Por la forma en la que se le han abierto los ojos, me doy cuenta de que lo he sorprendido. Mejor, a ver si se percata de una vez de que soy más que una rubia consentida, como estoy convencida que piensa sobre mí.
—¿Sí? Y a que jugaremos, ¿al teto? —me pregunta con sorna, ya repuesto de su sorpresa inicial—. Mira por dónde, ese es un juego que sí que me sé.
—No, estúpido —lo corto mientras pienso sobre qué hacer—. Voy a planear para ti un calendario de actividades que toda persona tendría que haber hecho en la infancia.
—¿Cómo cuáles? Te advierto que ya estoy mayor para parques infantiles —se burla. Aunque está intrigado, lo noto. He conseguido llamar su atención.
—Todavía no estoy segura, no he pulido todos los detalles. Alek, deja de ser tan quisquilloso —le digo intentando ser sincera—. Estoy improvisando sobre la marcha. No obstante, sí que estoy segura de algo: algunas de las cosas que hagamos parecerán una chorrada, pero quiero que lo veas desde un punto de vista infantil. No vale quejarse.
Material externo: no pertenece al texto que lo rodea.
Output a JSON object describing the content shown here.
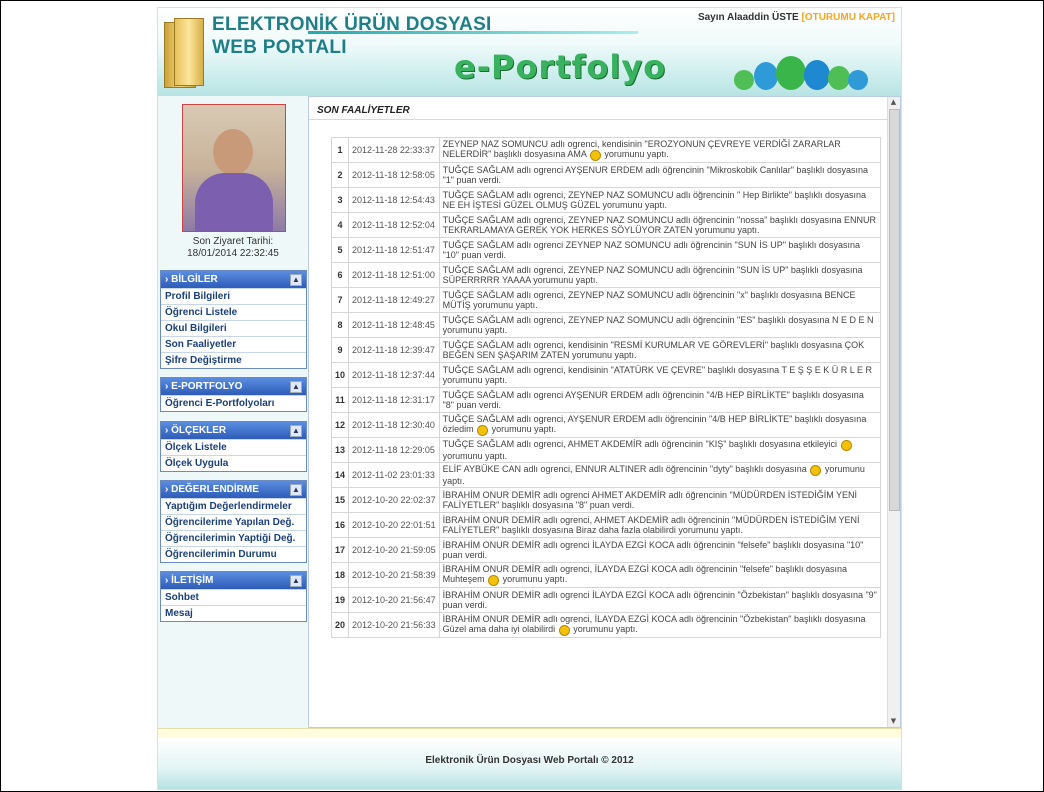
{
  "header": {
    "title_line1": "ELEKTRONİK ÜRÜN DOSYASI",
    "title_line2": "WEB PORTALI",
    "logo_text": "e-Portfolyo",
    "user_greeting": "Sayın Alaaddin ÜSTE",
    "logout_label": "[OTURUMU KAPAT]"
  },
  "sidebar": {
    "visit_label": "Son Ziyaret Tarihi:",
    "visit_value": "18/01/2014 22:32:45",
    "groups": [
      {
        "title": "› BİLGİLER",
        "toggle": "▲",
        "items": [
          "Profil Bilgileri",
          "Öğrenci Listele",
          "Okul Bilgileri",
          "Son Faaliyetler",
          "Şifre Değiştirme"
        ]
      },
      {
        "title": "› E-PORTFOLYO",
        "toggle": "▲",
        "items": [
          "Öğrenci E-Portfolyoları"
        ]
      },
      {
        "title": "› ÖLÇEKLER",
        "toggle": "▲",
        "items": [
          "Ölçek Listele",
          "Ölçek Uygula"
        ]
      },
      {
        "title": "› DEĞERLENDİRME",
        "toggle": "▲",
        "items": [
          "Yaptığım Değerlendirmeler",
          "Öğrencilerime Yapılan Değ.",
          "Öğrencilerimin Yaptiği Değ.",
          "Öğrencilerimin Durumu"
        ]
      },
      {
        "title": "› İLETİŞİM",
        "toggle": "▲",
        "items": [
          "Sohbet",
          "Mesaj"
        ]
      }
    ]
  },
  "main": {
    "section_title": "SON FAALİYETLER",
    "activities": [
      {
        "num": "1",
        "date": "2012-11-28 22:33:37",
        "text_a": "ZEYNEP NAZ SOMUNCU adlı ogrenci, kendisinin \"EROZYONUN ÇEVREYE VERDİĞİ ZARARLAR NELERDİR\" başlıklı dosyasına AMA",
        "text_b": "yorumunu yaptı.",
        "smile": true
      },
      {
        "num": "2",
        "date": "2012-11-18 12:58:05",
        "text_a": "TUĞÇE SAĞLAM adlı ogrenci AYŞENUR ERDEM adlı öğrencinin \"Mikroskobik Canlılar\" başlıklı dosyasına \"1\" puan verdi.",
        "text_b": "",
        "smile": false
      },
      {
        "num": "3",
        "date": "2012-11-18 12:54:43",
        "text_a": "TUĞÇE SAĞLAM adlı ogrenci, ZEYNEP NAZ SOMUNCU adlı öğrencinin \" Hep Birlikte\" başlıklı dosyasına NE EH İŞTESİ GÜZEL OLMUŞ GÜZEL yorumunu yaptı.",
        "text_b": "",
        "smile": false
      },
      {
        "num": "4",
        "date": "2012-11-18 12:52:04",
        "text_a": "TUĞÇE SAĞLAM adlı ogrenci, ZEYNEP NAZ SOMUNCU adlı öğrencinin \"nossa\" başlıklı dosyasına ENNUR TEKRARLAMAYA GEREK YOK HERKES SÖYLÜYOR ZATEN yorumunu yaptı.",
        "text_b": "",
        "smile": false
      },
      {
        "num": "5",
        "date": "2012-11-18 12:51:47",
        "text_a": "TUĞÇE SAĞLAM adlı ogrenci ZEYNEP NAZ SOMUNCU adlı öğrencinin \"SUN İS UP\" başlıklı dosyasına \"10\" puan verdi.",
        "text_b": "",
        "smile": false
      },
      {
        "num": "6",
        "date": "2012-11-18 12:51:00",
        "text_a": "TUĞÇE SAĞLAM adlı ogrenci, ZEYNEP NAZ SOMUNCU adlı öğrencinin \"SUN İS UP\" başlıklı dosyasına SÜPERRRRR YAAAA yorumunu yaptı.",
        "text_b": "",
        "smile": false
      },
      {
        "num": "7",
        "date": "2012-11-18 12:49:27",
        "text_a": "TUĞÇE SAĞLAM adlı ogrenci, ZEYNEP NAZ SOMUNCU adlı öğrencinin \"x\" başlıklı dosyasına BENCE MÜTİŞ yorumunu yaptı.",
        "text_b": "",
        "smile": false
      },
      {
        "num": "8",
        "date": "2012-11-18 12:48:45",
        "text_a": "TUĞÇE SAĞLAM adlı ogrenci, ZEYNEP NAZ SOMUNCU adlı öğrencinin \"ES\" başlıklı dosyasına N E D E N yorumunu yaptı.",
        "text_b": "",
        "smile": false
      },
      {
        "num": "9",
        "date": "2012-11-18 12:39:47",
        "text_a": "TUĞÇE SAĞLAM adlı ogrenci, kendisinin \"RESMİ KURUMLAR VE GÖREVLERİ\" başlıklı dosyasına ÇOK BEĞEN SEN ŞAŞARIM ZATEN yorumunu yaptı.",
        "text_b": "",
        "smile": false
      },
      {
        "num": "10",
        "date": "2012-11-18 12:37:44",
        "text_a": "TUĞÇE SAĞLAM adlı ogrenci, kendisinin \"ATATÜRK VE ÇEVRE\" başlıklı dosyasına T E Ş Ş E K Ü R L E R yorumunu yaptı.",
        "text_b": "",
        "smile": false
      },
      {
        "num": "11",
        "date": "2012-11-18 12:31:17",
        "text_a": "TUĞÇE SAĞLAM adlı ogrenci AYŞENUR ERDEM adlı öğrencinin \"4/B HEP BİRLİKTE\" başlıklı dosyasına \"8\" puan verdi.",
        "text_b": "",
        "smile": false
      },
      {
        "num": "12",
        "date": "2012-11-18 12:30:40",
        "text_a": "TUĞÇE SAĞLAM adlı ogrenci, AYŞENUR ERDEM adlı öğrencinin \"4/B HEP BİRLİKTE\" başlıklı dosyasına özledim",
        "text_b": "yorumunu yaptı.",
        "smile": true
      },
      {
        "num": "13",
        "date": "2012-11-18 12:29:05",
        "text_a": "TUĞÇE SAĞLAM adlı ogrenci, AHMET AKDEMİR adlı öğrencinin \"KIŞ\" başlıklı dosyasına etkileyici",
        "text_b": "yorumunu yaptı.",
        "smile": true
      },
      {
        "num": "14",
        "date": "2012-11-02 23:01:33",
        "text_a": "ELİF AYBÜKE CAN adlı ogrenci, ENNUR ALTINER adlı öğrencinin \"dyty\" başlıklı dosyasına",
        "text_b": "yorumunu yaptı.",
        "smile": true
      },
      {
        "num": "15",
        "date": "2012-10-20 22:02:37",
        "text_a": "İBRAHİM ONUR DEMİR adlı ogrenci AHMET AKDEMİR adlı öğrencinin \"MÜDÜRDEN İSTEDİĞİM YENİ FALİYETLER\" başlıklı dosyasına \"8\" puan verdi.",
        "text_b": "",
        "smile": false
      },
      {
        "num": "16",
        "date": "2012-10-20 22:01:51",
        "text_a": "İBRAHİM ONUR DEMİR adlı ogrenci, AHMET AKDEMİR adlı öğrencinin \"MÜDÜRDEN İSTEDİĞİM YENİ FALİYETLER\" başlıklı dosyasına Biraz daha fazla olabilirdi yorumunu yaptı.",
        "text_b": "",
        "smile": false
      },
      {
        "num": "17",
        "date": "2012-10-20 21:59:05",
        "text_a": "İBRAHİM ONUR DEMİR adlı ogrenci İLAYDA EZGİ KOCA adlı öğrencinin \"felsefe\" başlıklı dosyasına \"10\" puan verdi.",
        "text_b": "",
        "smile": false
      },
      {
        "num": "18",
        "date": "2012-10-20 21:58:39",
        "text_a": "İBRAHİM ONUR DEMİR adlı ogrenci, İLAYDA EZGİ KOCA adlı öğrencinin \"felsefe\" başlıklı dosyasına Muhteşem",
        "text_b": "yorumunu yaptı.",
        "smile": true
      },
      {
        "num": "19",
        "date": "2012-10-20 21:56:47",
        "text_a": "İBRAHİM ONUR DEMİR adlı ogrenci İLAYDA EZGİ KOCA adlı öğrencinin \"Özbekistan\" başlıklı dosyasına \"9\" puan verdi.",
        "text_b": "",
        "smile": false
      },
      {
        "num": "20",
        "date": "2012-10-20 21:56:33",
        "text_a": "İBRAHİM ONUR DEMİR adlı ogrenci, İLAYDA EZGİ KOCA adlı öğrencinin \"Özbekistan\" başlıklı dosyasına Güzel ama daha iyi olabilirdi",
        "text_b": "yorumunu yaptı.",
        "smile": true
      }
    ]
  },
  "footer": {
    "text": "Elektronik Ürün Dosyası Web Portalı © 2012"
  }
}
—Es una locura… —murmura para sí mismo, sin embargo, enfrenta mi mirada y dice—: Acepto. ¿Cuándo empezamos?
—Alto ahí, muchacho. Primero, quiero un compromiso por tu parte —le exijo apuñalándole el pecho con mi dedo índice—. No me curraré nada para que me acabes diciendo dentro de unos días que has cambiado de idea.
—¿Y qué tengo que hacer para que me creas, un juramento de sangre o algo por el estilo?
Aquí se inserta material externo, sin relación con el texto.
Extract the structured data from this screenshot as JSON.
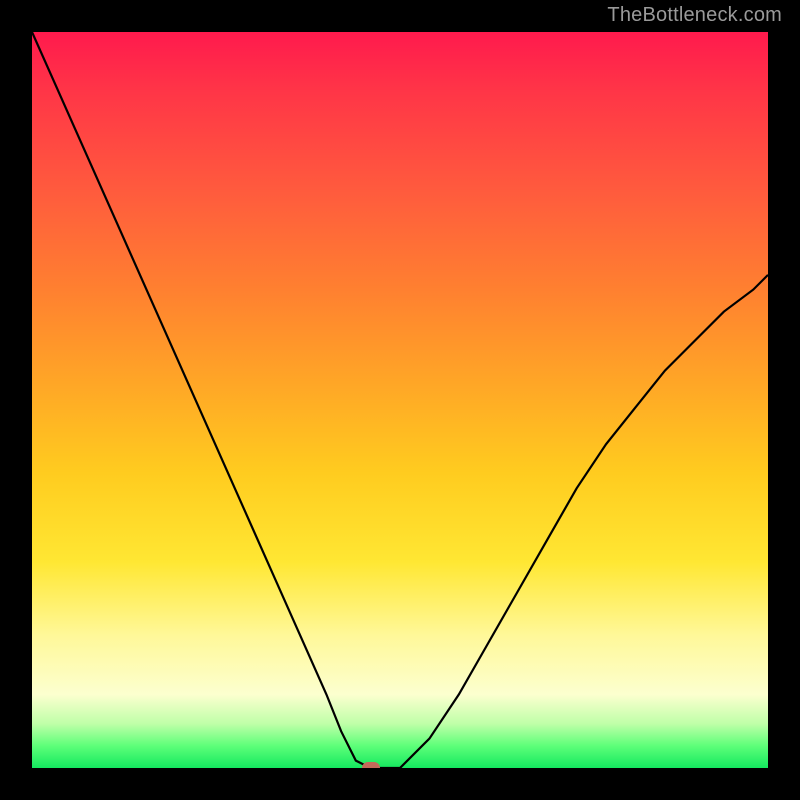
{
  "watermark": "TheBottleneck.com",
  "chart_data": {
    "type": "line",
    "title": "",
    "xlabel": "",
    "ylabel": "",
    "xlim": [
      0,
      100
    ],
    "ylim": [
      0,
      100
    ],
    "background_gradient": [
      {
        "pos": 0,
        "color": "#ff1a4d"
      },
      {
        "pos": 22,
        "color": "#ff5c3d"
      },
      {
        "pos": 48,
        "color": "#ffa726"
      },
      {
        "pos": 72,
        "color": "#ffe733"
      },
      {
        "pos": 90,
        "color": "#fcffcf"
      },
      {
        "pos": 100,
        "color": "#14e85f"
      }
    ],
    "series": [
      {
        "name": "bottleneck-curve",
        "color": "#000000",
        "x": [
          0,
          4,
          8,
          12,
          16,
          20,
          24,
          28,
          32,
          36,
          40,
          42,
          44,
          46,
          50,
          54,
          58,
          62,
          66,
          70,
          74,
          78,
          82,
          86,
          90,
          94,
          98,
          100
        ],
        "y": [
          100,
          91,
          82,
          73,
          64,
          55,
          46,
          37,
          28,
          19,
          10,
          5,
          1,
          0,
          0,
          4,
          10,
          17,
          24,
          31,
          38,
          44,
          49,
          54,
          58,
          62,
          65,
          67
        ]
      }
    ],
    "marker": {
      "x": 46,
      "y": 0,
      "color": "#c46a5a",
      "shape": "rounded-rect"
    }
  }
}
—Tu sarcasmo me repatea, Aleksandr. —«Aunque tiene su punto», me digo.
Será su palabra contra la mía, un riesgo que no estoy dispuesta a correr. Le miro la mano y me fijo en su meñique. Más concretamente, en la pequeña alianza que lleva en él.
—Como parte de tu compromiso a aceptar encontrarte conmigo de una a dos veces en la semana durante un mes de diversión infantiloide, me dejarás, como prenda de buena fe, ese anillo tan reluciente que llevas y que no te he visto quitarte nunca.
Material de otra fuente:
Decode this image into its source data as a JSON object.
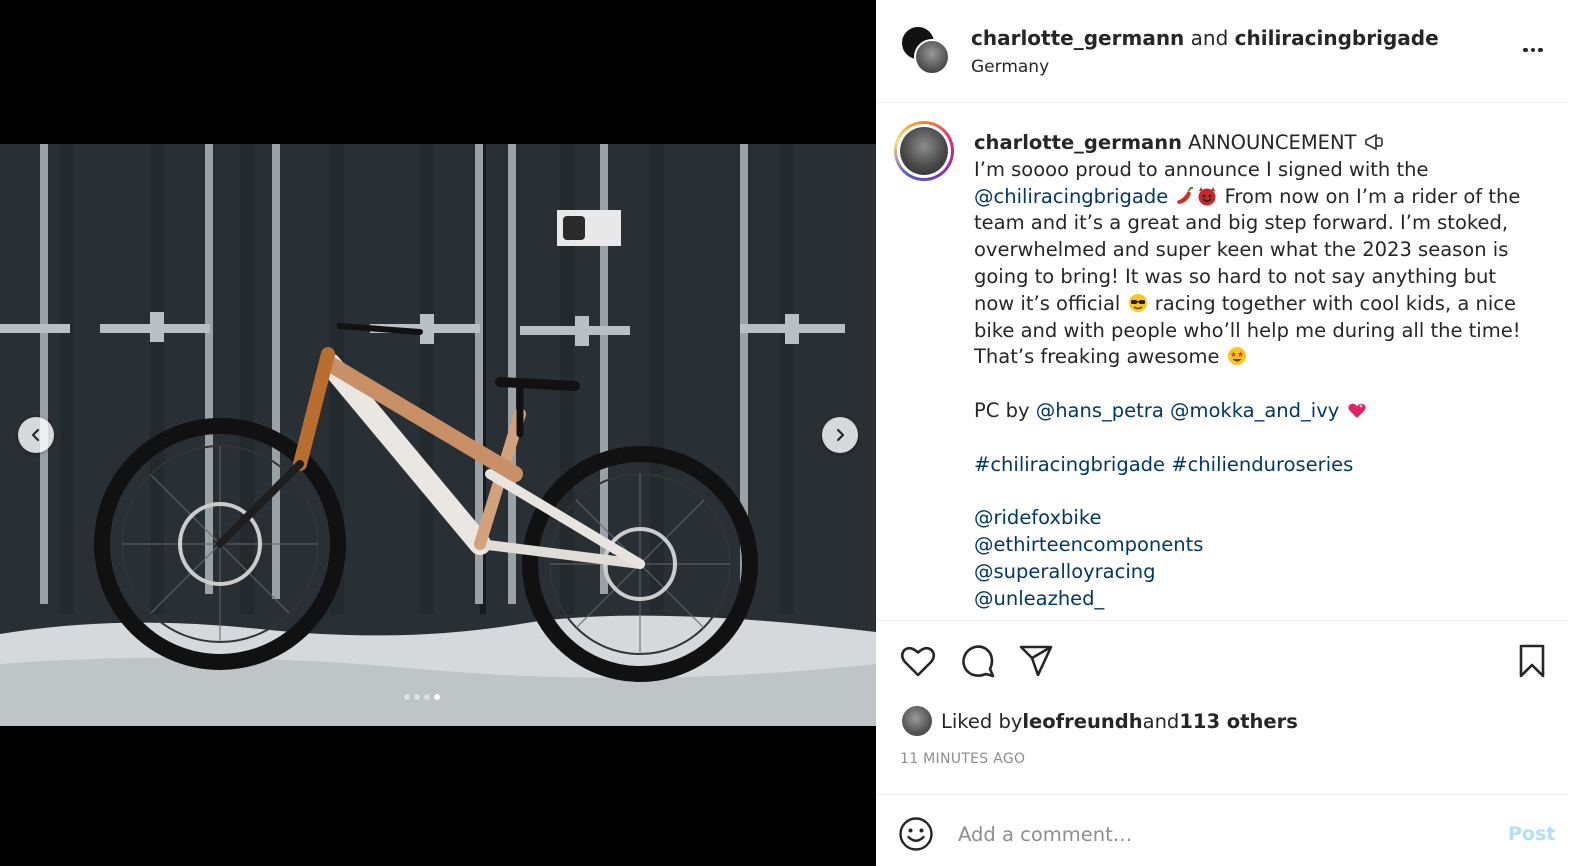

—Es la alianza de mi madre, también perteneció a mi abuela. —En un acto defensivo, levanta la mano y comienza a hacer rodar el aro—. Me dijo que solo me la quitara para dárselo a la chica adecuada.
—Por suerte para ti, no quiero que te arrodilles y que me pidas matrimonio, ni siquiera me la pondré —aclaro—. La dejaré a salvo en mi joyero y te la devolveré al acabar el mes.
—Debo de haber perdido el juicio —murmura para sí.
Se quita el anillo y alza el brazo. Levanto el mío y y lo extiendo para tenderle la mano.
—Hace años que no me separo de esta joya —dice posando el aro en mi palma, pero sin llegar a soltarlo. Por la marca blanca que luce su dedo, le creo—. Estoy confiando en ti con mi objeto más preciado. No me falles.
—No te preocupes. No lo haré —juro con una sonrisa que refleja mi anticipación y mi entusiasmo—. Vamos a divertirnos juntos, Alek. No te vas a arrepentir.